Tituba

Tituba
Illustration by John W. Ehninger, 1902

Tituba was a slave in Salem, Massachusetts and was one of the first people persecuted in the Salem Witch Trials between 1691 and 1692. Many specifics about her life are unknown, and the historical accounts about her are often contradictory. She is believed to have been from the West Indies. Ethnically, she has been described as Native American, half Native American, Native West Indian, half black, and black. Her owner, a Barbadian pastor and former merchant named Samuel Parris, who took a job in the village church, brought her to Salem in 1689.

According to the legend, one day in late 1691, Parris’s young daughter Betty, his niece Abigail, and two neighbor girls gathered to use an old English divination method to try and tell their fortunes with an egg yolk. Rather than seeing images of lovers in the egg yolk, they allegedly saw coffins, soon turned hysterical, and began barking like dogs. Betty and the other girls babbled to themselves and reported feeling they were being repeatedly pinched.
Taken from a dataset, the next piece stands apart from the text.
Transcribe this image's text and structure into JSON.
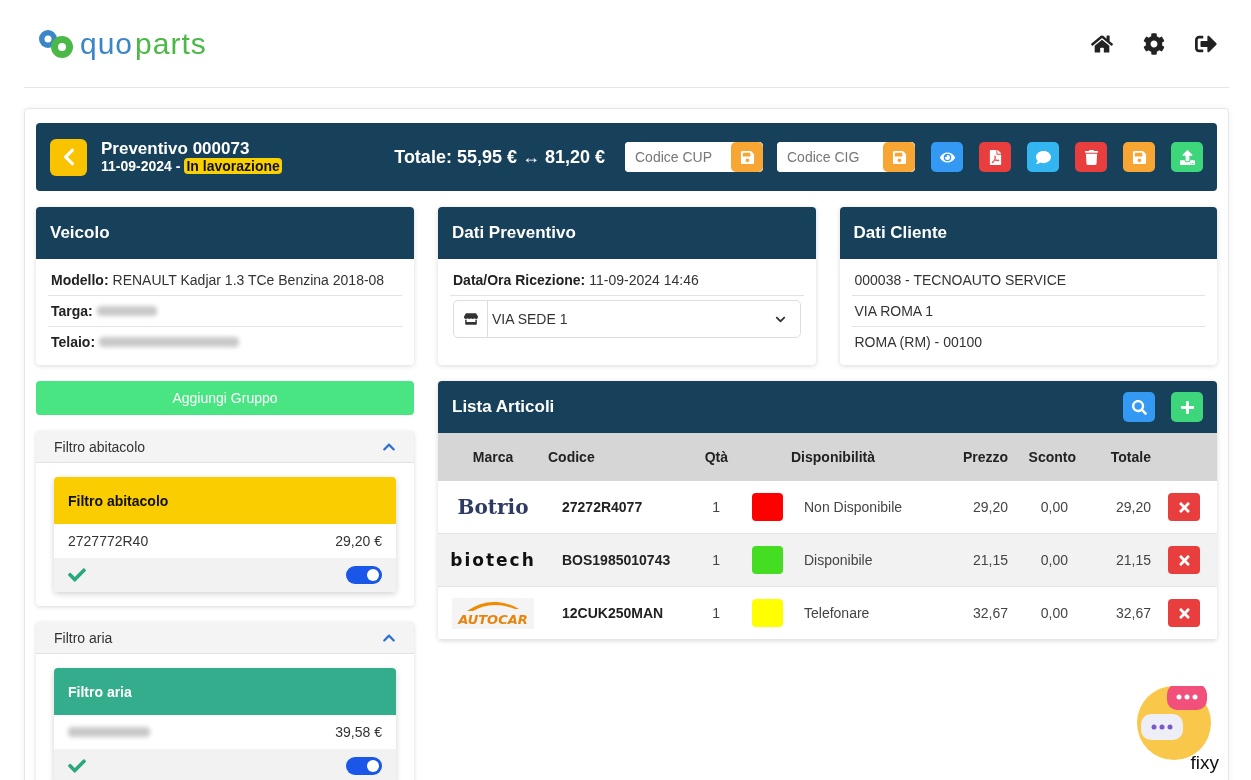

Gravely concerned about the girls, Parris contacted his fellow pastors and initiated prayer and fasting. Unknown to Parris, one neighbor girl’s mother, Mary Sibley, spoke to Tituba and another Parris slave named Indian John about the egg yolk incident. It was then that Tituba and Indian John reportedly made a “witchcake” to remedy the girls’ “possession.” The witchcake, made of young Betty’s urine and rye meal, was fed to the family dog in the hopes of divining the identity of those possessing the girls.

When Parris heard about Tituba’s use of a “witchcake” he became livid, beating and torturing her and insisting that she confess to witchcraft. Betty also accused Tituba and two other women, Sarah Osborne and Sarah Good, of bewitching her and the other girls. Tituba “confessed” and was formally interrogated in February and March of 1692. In her confession, Tituba described signing the “devil’s book” and being instructed by animals to harm the children. Tituba also implicated Sarah Osborne and Sarah Good in the incident. Tituba was imprisoned in a Boston jail for over a year before an anonymous person posted bail for her. Little is known of her life or whereabouts after her release from prison.
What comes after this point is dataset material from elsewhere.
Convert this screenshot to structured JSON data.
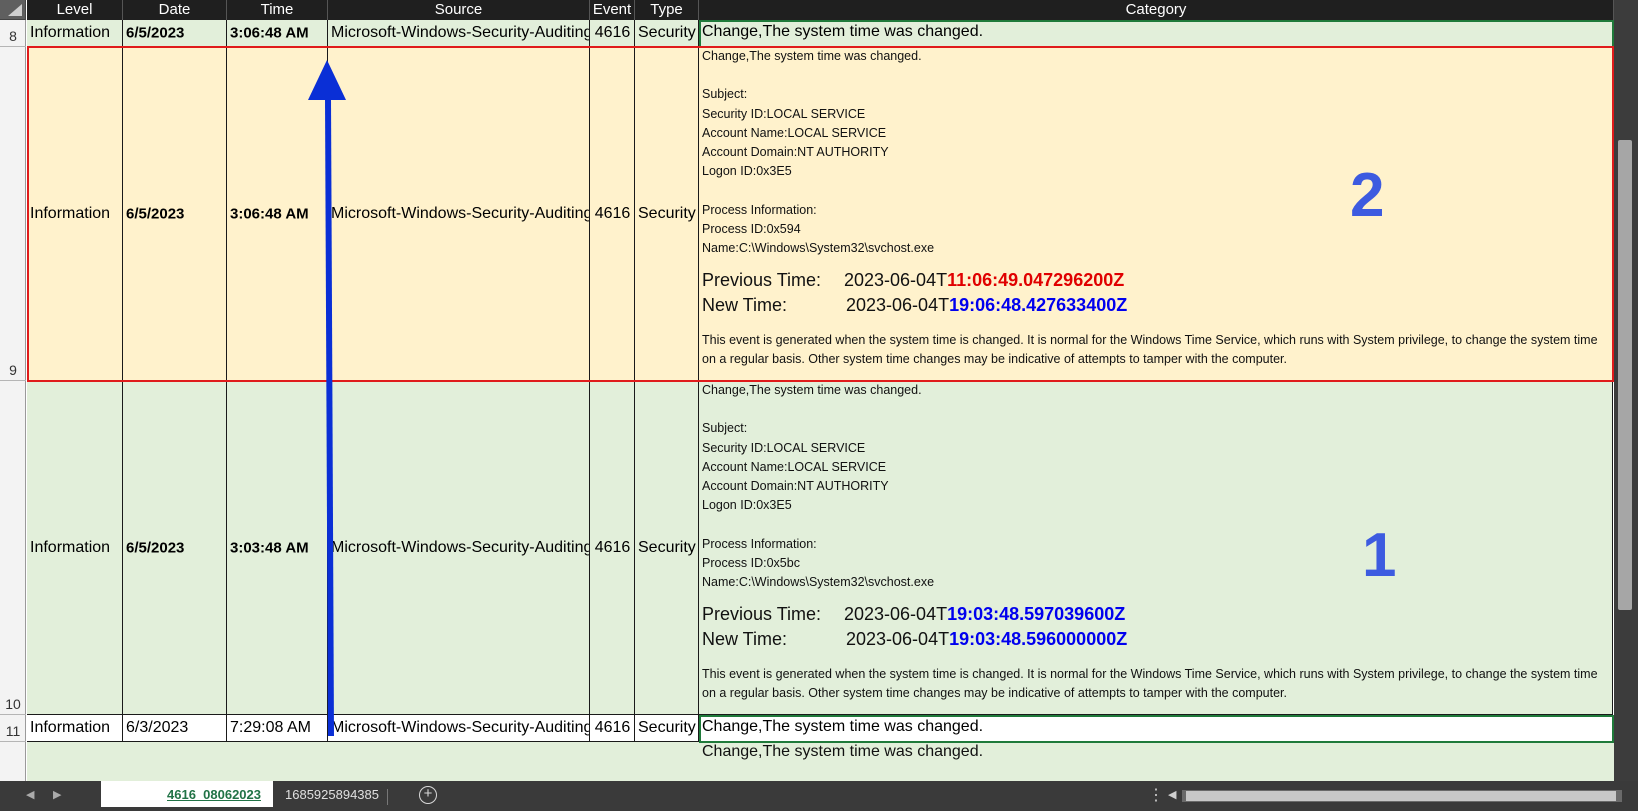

Tituba’s confession sparked the town-wide hysteria that would soon become the Salem Witch Trials. In this two year period, 144 people were charged with sorcery including 19 people (mostly women) who were killed after being accused of witchcraft. Some historical accounts of the case suggest that Tituba was personally experienced with African sorcery, voodoo, or other magic because of her Caribbean origins, while others suggest that she was perhaps simply superstitious, or not associated with the supernatural at all.
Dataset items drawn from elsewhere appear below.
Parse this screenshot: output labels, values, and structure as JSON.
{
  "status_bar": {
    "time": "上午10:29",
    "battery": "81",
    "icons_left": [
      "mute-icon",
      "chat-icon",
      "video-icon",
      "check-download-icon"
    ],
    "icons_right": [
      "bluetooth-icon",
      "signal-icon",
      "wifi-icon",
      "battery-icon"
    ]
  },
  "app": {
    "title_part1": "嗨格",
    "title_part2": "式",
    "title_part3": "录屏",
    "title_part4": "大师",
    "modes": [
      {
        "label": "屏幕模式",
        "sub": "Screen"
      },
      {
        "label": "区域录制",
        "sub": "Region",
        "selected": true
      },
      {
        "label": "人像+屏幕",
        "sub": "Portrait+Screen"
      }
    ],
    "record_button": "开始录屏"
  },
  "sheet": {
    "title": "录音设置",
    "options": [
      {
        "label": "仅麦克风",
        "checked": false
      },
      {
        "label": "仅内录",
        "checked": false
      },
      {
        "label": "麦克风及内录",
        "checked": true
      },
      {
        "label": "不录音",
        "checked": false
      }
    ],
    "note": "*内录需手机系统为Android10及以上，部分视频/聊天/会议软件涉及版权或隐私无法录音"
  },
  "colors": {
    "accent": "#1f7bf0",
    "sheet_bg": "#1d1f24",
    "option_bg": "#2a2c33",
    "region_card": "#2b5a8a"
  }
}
Although there was never any proof of Tituba practicing witchcraft, she is arguably the most popularized historical figure from the Trials, with many authors taking wide creative license with the hazy facts of her life. She has been the subject of numerous books and articles, and served as the inspiration of a character in Arthur Miller’s classic play, The Crucible, which was based on the Salem Witch Trials.